Capítulo 1: El Aliento de la Muerte y la Fragilidad de la Vida

El Vacío que Dejó Mi Madre

Era una mañana como cualquier otra en Colombia, salvo por el palpable nerviosismo que envolvía a nuestra familia. Mi madre estaba a punto de enfrentarse a uno de los desafíos más grandes de su vida: una cirugía de corazón abierto. Todo estaba meticulosamente programado, cada minuto contaba, cada detalle revisado con esperanza y miedo a la vez.

Sin embargo, lo inesperado no tardó en manifestarse, alterando el curso de lo que parecía ser un día rutinario en preparación para un evento médico crucial.

La Noticia Inesperada

Mientras disfrutábamos de un desayuno tranquilo en la cafetería del hospital, intentando encontrar algo de normalidad en el caos emocional, nuestra conversación fue interrumpida. Un médico, con un rostro que reflejaba preocupación y seriedad, se acercó a nuestra mesa. Su llegada sin previo aviso fue el presagio de un cambio drástico.

“¿Podrían acompañarme un momento? Necesito hablar con ustedes en privado,” dijo con una voz calmada pero firme. Confundidos y llenos de ansiedad, le seguimos a una habitación aislada, donde las próximas palabras del médico resonarían con un peso devastador.

“Lamentablemente, tenemos que posponer la cirugía de su madre,” comenzó, y el silencio que siguió fue ensordecedor. “Ha desarrollado una fiebre alta esta mañana y no podemos proceder hasta identificar la causa.”

El impacto de esas palabras fue como un golpe directo al corazón. Sentimientos de incredulidad y temor se entremezclaron, mientras el médico continuaba explicando los riesgos y los próximos pasos. Pero sus palabras ya se perdían en el eco de nuestra preocupación creciente.
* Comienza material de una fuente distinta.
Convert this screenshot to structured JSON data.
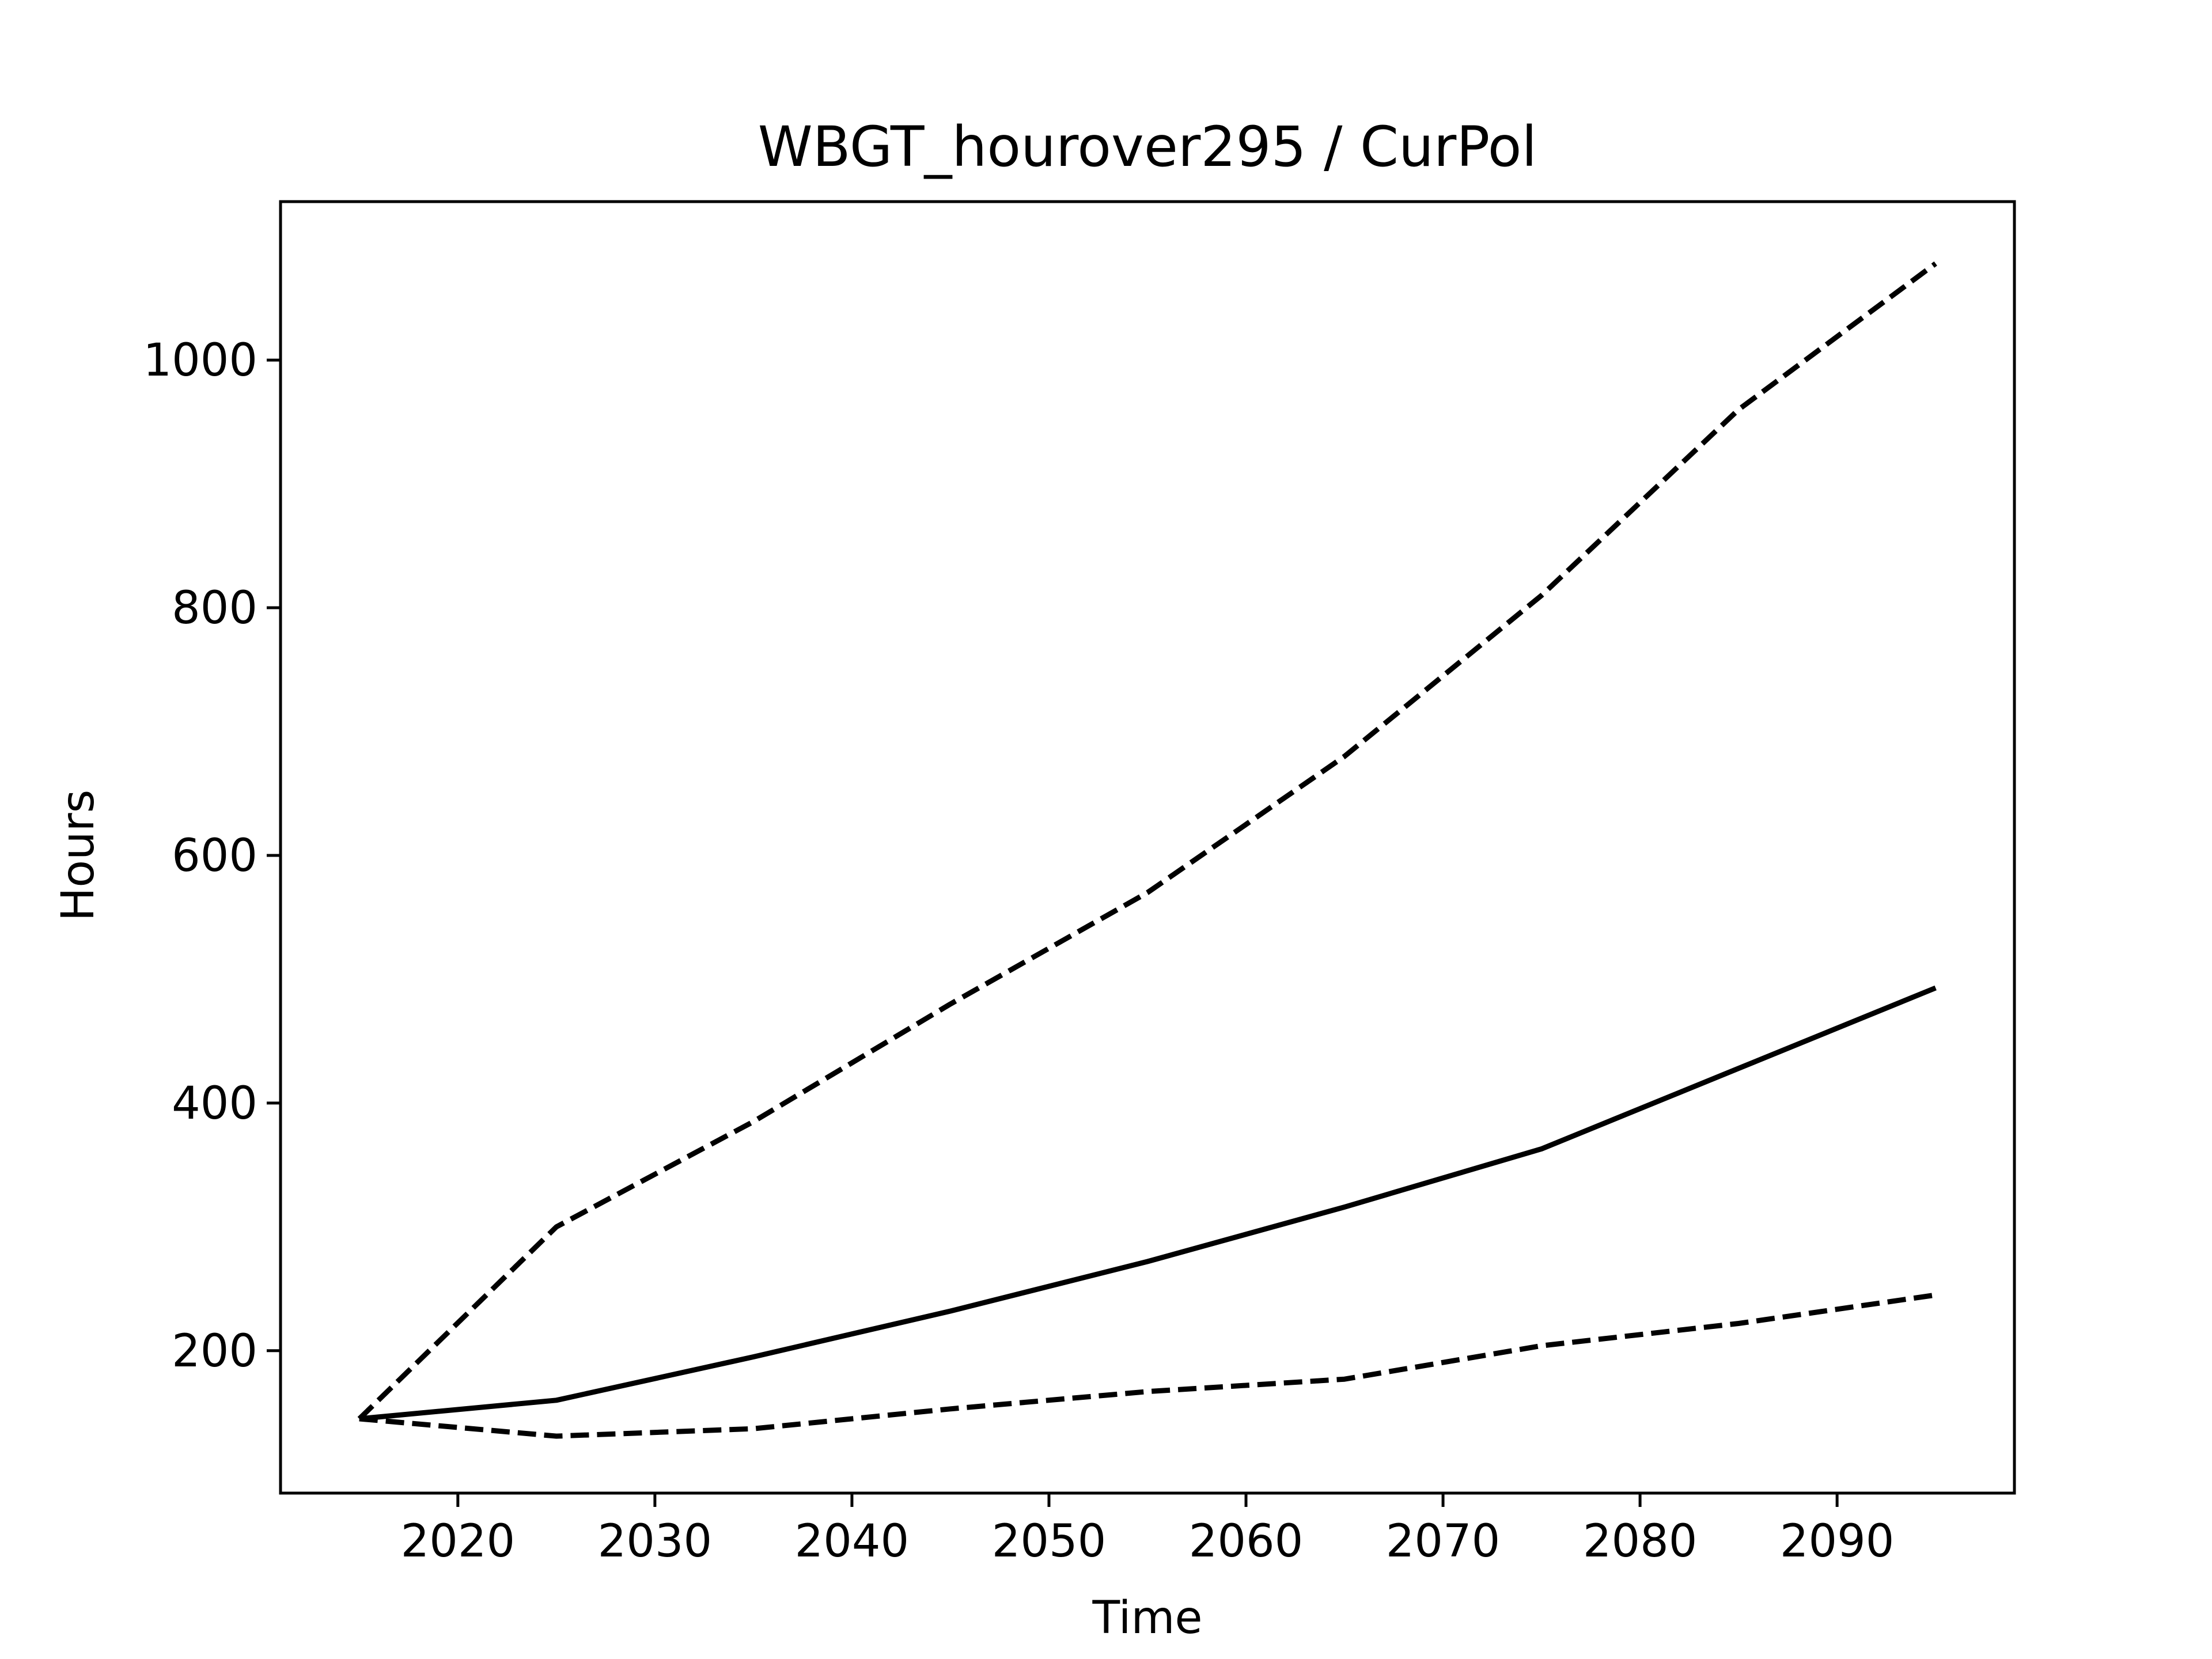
{
  "chart_data": {
    "type": "line",
    "title": "WBGT_hourover295 / CurPol",
    "xlabel": "Time",
    "ylabel": "Hours",
    "x": [
      2015,
      2025,
      2035,
      2045,
      2055,
      2065,
      2075,
      2085,
      2095
    ],
    "xlim": [
      2011,
      2099
    ],
    "ylim": [
      85,
      1128
    ],
    "xticks": [
      2020,
      2030,
      2040,
      2050,
      2060,
      2070,
      2080,
      2090
    ],
    "yticks": [
      200,
      400,
      600,
      800,
      1000
    ],
    "grid": false,
    "legend": "none",
    "series": [
      {
        "style": "dashed",
        "color": "#000000",
        "values": [
          145,
          300,
          385,
          480,
          570,
          680,
          810,
          960,
          1078
        ]
      },
      {
        "style": "solid",
        "color": "#000000",
        "values": [
          145,
          160,
          195,
          232,
          272,
          316,
          363,
          428,
          493
        ]
      },
      {
        "style": "dashed",
        "color": "#000000",
        "values": [
          145,
          131,
          137,
          153,
          167,
          177,
          204,
          222,
          245
        ]
      }
    ]
  }
}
El Giro hacia la Adversidad

Solo dos días después, el destino nos golpeó con una fuerza aún mayor. Encerrados en una habitación de hospital, con las ventanas cerradas y las cortinas corridas, mi madre y yo enfrentábamos un enemigo común e invisible: el COVID-19. La enfermedad, rápida y despiadada, no tardó en manifestarse en mí también.
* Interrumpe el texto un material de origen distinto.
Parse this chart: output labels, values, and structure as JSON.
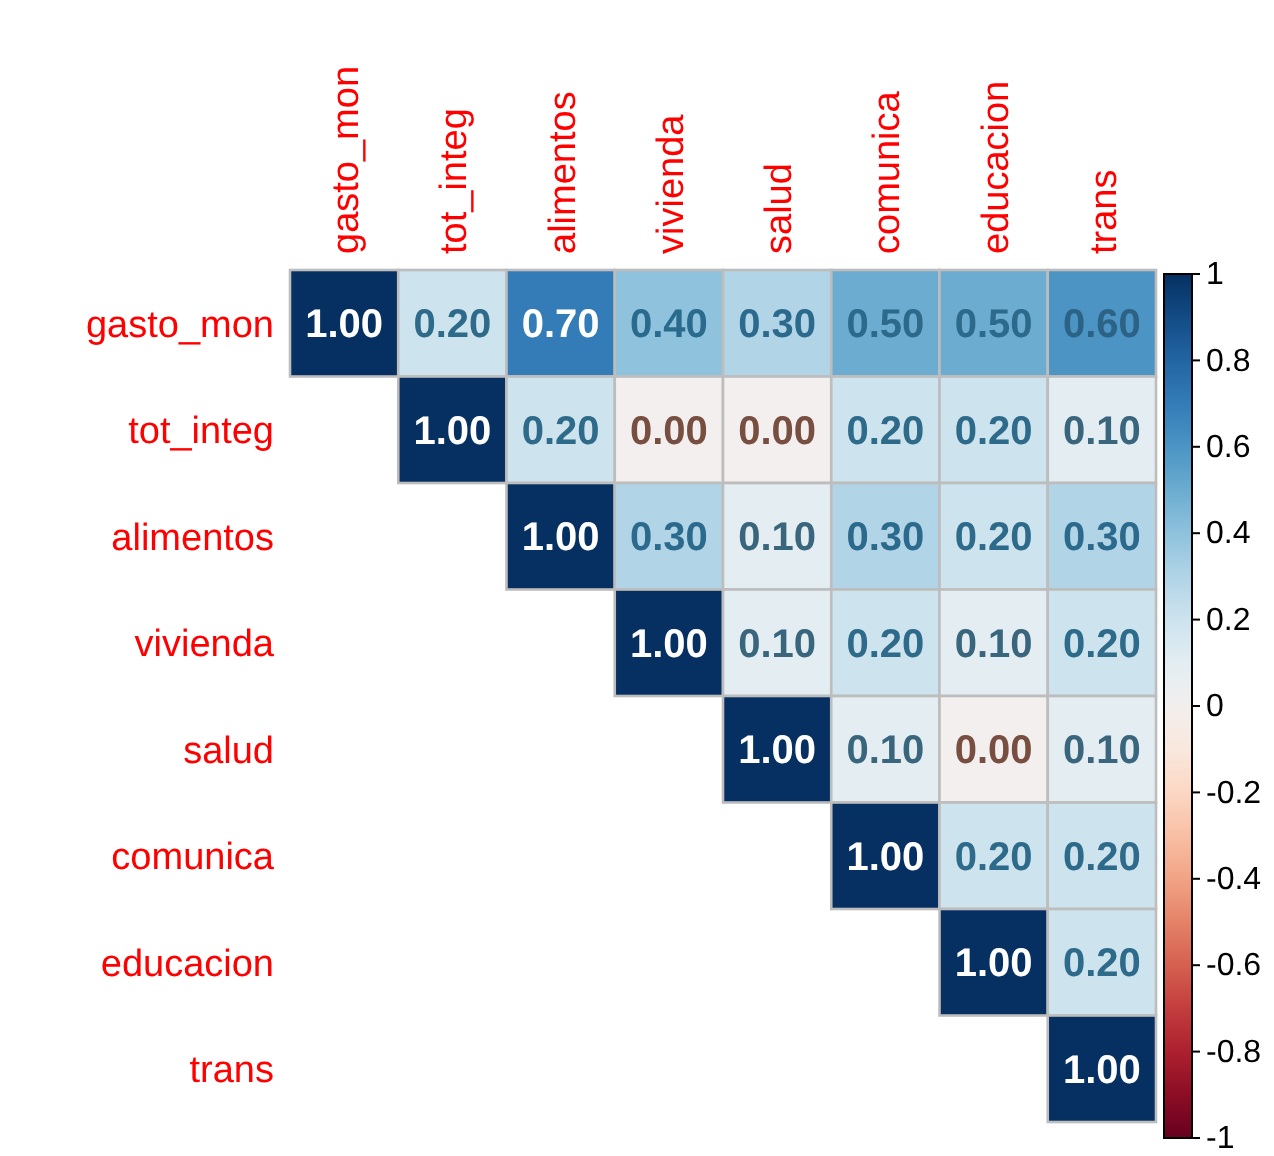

Fiebre alta, dolor de cabeza y una fatiga abrumadora me asaltaron sin aviso, deteriorando mi estado con cada hora que pasaba. Los médicos confirmaron lo peor: yo también estaba infectado. Mientras tanto, mi familia lidiaba con su propio tormento fuera del hospital, sumida en el miedo y la incertidumbre.

Este capítulo de nuestras vidas, marcado por la fragilidad humana y la lucha constante contra un virus mortal, apenas comenzaba. Era el inicio de una prueba que mediría nuestra resiliencia, nuestra fe y la fuerza de los lazos que nos unían.